ところが多くの人は、理屈を「態度」として受け取ってしまう。
・ 理屈=論破
・ 理屈=支配
・ 理屈=感情の否定
この思い違いが、理屈の価値を不当に低く見せてしまっているのです。
◆ 理屈の源泉となった、幼少期の体験
私が「理屈=自然界の秩序」と理解したのは、小学1年生の頃でした。
場所は瀬戸内海・大阪湾。
● 夏の終わり、海が“死ぬ”瞬間
・ 8月中旬、動物性プランクトンの大量死による赤潮
・ 海底の酸欠で、底モノの魚が海面に浮上
・ 海の匂いが変わり、人々が魚を求めて海岸に集まる
海辺は、一年に一度の自然の大イベントで賑わいました。
● 秋の始まり、海が“再生”する瞬間
・ 9月下旬〜10月上旬、強い台風が1〜2回上陸
・ 海底がかき回され、濁った海が一気に浄化
・ 台風一過の静かな海は、秋の気配をまとい、元の美しさを取り戻す
私はこの「死と再生」のメカニズムを、目の前で見たのです。
そのとき初めて、
自然界の仕組みを一言で表す言葉が“理屈”なのだ
と理解しました。
◆ 理屈とは、死と再生の物語である
自然界は理不尽です。
理屈もまた理不尽です。
しかしその理不尽さこそが、悠久の時間の中で豊かな海を育み、豊かな大地を育ててきた。

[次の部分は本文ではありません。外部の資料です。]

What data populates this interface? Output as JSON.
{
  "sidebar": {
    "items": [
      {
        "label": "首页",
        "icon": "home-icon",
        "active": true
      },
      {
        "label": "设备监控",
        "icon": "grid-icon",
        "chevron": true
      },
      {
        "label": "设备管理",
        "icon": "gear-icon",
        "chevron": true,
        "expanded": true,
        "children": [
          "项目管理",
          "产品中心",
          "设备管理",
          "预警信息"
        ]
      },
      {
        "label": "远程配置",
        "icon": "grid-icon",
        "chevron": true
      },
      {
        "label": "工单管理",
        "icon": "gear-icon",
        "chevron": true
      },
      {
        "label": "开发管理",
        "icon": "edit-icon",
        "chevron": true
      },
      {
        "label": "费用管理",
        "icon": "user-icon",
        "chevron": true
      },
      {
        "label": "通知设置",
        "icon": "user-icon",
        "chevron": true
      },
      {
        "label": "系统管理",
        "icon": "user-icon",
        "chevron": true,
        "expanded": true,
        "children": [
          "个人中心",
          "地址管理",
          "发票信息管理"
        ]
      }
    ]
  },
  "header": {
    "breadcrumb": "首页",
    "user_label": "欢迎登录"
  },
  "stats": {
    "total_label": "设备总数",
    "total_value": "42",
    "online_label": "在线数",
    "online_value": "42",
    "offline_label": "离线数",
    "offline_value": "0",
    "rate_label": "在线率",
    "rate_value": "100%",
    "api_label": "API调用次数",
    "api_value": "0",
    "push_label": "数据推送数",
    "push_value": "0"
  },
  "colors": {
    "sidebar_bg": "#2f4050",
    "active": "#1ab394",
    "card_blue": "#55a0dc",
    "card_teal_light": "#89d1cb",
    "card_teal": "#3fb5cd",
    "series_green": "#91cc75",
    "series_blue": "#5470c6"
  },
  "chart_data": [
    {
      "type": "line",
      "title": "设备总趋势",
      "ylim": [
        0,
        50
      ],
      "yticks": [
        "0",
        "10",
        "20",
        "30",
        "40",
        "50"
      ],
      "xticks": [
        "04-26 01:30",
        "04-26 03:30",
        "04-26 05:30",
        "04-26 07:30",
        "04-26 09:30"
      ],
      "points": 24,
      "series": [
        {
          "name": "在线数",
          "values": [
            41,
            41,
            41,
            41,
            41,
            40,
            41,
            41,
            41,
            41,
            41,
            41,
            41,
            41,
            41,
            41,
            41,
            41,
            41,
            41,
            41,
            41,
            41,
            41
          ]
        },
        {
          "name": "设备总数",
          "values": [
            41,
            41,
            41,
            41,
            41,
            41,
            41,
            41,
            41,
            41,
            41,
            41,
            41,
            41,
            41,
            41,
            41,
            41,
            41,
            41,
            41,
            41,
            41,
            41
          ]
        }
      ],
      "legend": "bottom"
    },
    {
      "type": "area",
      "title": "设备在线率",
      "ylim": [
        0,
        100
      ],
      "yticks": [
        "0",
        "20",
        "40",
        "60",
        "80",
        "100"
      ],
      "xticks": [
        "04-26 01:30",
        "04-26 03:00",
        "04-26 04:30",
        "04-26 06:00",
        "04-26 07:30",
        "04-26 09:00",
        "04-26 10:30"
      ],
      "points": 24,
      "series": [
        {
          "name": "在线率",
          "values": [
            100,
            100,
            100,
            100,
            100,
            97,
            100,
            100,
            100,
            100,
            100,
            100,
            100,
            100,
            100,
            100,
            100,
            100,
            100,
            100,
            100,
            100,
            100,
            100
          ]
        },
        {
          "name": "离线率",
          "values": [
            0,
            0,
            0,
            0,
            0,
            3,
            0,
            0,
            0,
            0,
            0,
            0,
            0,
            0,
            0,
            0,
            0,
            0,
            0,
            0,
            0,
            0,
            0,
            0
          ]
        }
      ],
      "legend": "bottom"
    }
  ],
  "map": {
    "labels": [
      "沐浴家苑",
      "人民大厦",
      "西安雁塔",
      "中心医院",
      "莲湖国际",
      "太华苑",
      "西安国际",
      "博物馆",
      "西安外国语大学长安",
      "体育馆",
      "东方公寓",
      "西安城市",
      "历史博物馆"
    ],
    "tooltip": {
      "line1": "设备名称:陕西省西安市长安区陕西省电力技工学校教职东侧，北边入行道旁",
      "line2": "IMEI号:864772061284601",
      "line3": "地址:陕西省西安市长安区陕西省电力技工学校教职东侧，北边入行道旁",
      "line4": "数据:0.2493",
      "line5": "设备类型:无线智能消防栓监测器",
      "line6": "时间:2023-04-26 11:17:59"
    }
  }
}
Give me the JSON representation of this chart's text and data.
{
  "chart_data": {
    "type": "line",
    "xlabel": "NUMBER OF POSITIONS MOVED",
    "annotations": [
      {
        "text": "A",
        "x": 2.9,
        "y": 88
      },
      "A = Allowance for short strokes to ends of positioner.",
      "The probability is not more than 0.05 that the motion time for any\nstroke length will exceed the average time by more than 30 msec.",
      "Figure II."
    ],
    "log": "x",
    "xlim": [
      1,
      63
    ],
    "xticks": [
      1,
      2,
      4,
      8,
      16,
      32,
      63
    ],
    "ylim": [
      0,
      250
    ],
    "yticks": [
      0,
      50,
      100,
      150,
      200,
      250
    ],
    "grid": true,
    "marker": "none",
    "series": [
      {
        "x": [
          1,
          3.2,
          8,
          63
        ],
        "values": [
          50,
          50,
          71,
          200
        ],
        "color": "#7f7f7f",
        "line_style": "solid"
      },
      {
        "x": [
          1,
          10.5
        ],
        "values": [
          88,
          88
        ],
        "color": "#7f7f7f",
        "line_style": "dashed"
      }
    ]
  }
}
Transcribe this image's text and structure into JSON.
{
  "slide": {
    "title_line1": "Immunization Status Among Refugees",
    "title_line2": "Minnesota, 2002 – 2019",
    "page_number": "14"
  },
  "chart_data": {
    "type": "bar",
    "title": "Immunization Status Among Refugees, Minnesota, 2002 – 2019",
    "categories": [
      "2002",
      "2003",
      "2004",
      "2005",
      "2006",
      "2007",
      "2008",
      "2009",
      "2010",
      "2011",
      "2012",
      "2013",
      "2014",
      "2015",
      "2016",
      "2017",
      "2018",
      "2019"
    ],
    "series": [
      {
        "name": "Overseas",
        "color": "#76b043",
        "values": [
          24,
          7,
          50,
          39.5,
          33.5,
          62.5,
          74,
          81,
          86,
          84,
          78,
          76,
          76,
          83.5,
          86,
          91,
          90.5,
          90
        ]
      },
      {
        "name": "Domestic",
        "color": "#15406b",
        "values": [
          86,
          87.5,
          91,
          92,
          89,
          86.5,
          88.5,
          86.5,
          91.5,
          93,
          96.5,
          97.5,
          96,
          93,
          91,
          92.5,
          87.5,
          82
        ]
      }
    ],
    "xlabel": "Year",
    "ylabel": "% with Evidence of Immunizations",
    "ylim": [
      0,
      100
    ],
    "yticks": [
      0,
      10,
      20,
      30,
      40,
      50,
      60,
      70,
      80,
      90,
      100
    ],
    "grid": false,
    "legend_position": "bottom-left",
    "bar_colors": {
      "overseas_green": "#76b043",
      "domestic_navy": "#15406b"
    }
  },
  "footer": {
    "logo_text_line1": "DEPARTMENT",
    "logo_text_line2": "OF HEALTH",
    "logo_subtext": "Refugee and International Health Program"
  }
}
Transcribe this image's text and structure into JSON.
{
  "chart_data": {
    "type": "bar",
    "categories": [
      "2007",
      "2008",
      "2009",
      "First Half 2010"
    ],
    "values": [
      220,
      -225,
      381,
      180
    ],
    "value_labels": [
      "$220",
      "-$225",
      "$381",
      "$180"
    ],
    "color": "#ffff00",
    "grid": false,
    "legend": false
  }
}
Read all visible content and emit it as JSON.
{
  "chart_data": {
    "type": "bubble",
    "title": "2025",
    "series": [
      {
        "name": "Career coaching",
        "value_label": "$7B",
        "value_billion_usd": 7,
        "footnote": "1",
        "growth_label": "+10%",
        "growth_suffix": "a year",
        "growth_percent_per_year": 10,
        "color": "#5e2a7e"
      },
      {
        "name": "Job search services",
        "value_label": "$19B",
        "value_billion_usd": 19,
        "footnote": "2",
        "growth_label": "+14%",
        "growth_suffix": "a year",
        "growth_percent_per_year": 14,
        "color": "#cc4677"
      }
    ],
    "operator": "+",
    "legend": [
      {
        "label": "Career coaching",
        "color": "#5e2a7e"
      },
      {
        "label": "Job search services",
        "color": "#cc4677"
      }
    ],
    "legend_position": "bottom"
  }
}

人間が感動する景色も、自然界の理不尽から生まれたものです。
だから私は、
理屈とは自然界の秩序であり、死と再生の物語である
と理解しています。
◆ おわりに
理屈は、感情を否定するための武器ではありません。
世界の構造を照らし、私たちが迷わず歩くための灯台です。
あなたにとっての「理屈」は、どんな風景を照らしているでしょうか。
理屈を嫌う社会の中で、あなたはどんな秩序を信じているだろう。
感情ではなく構造で世界を見る姿勢。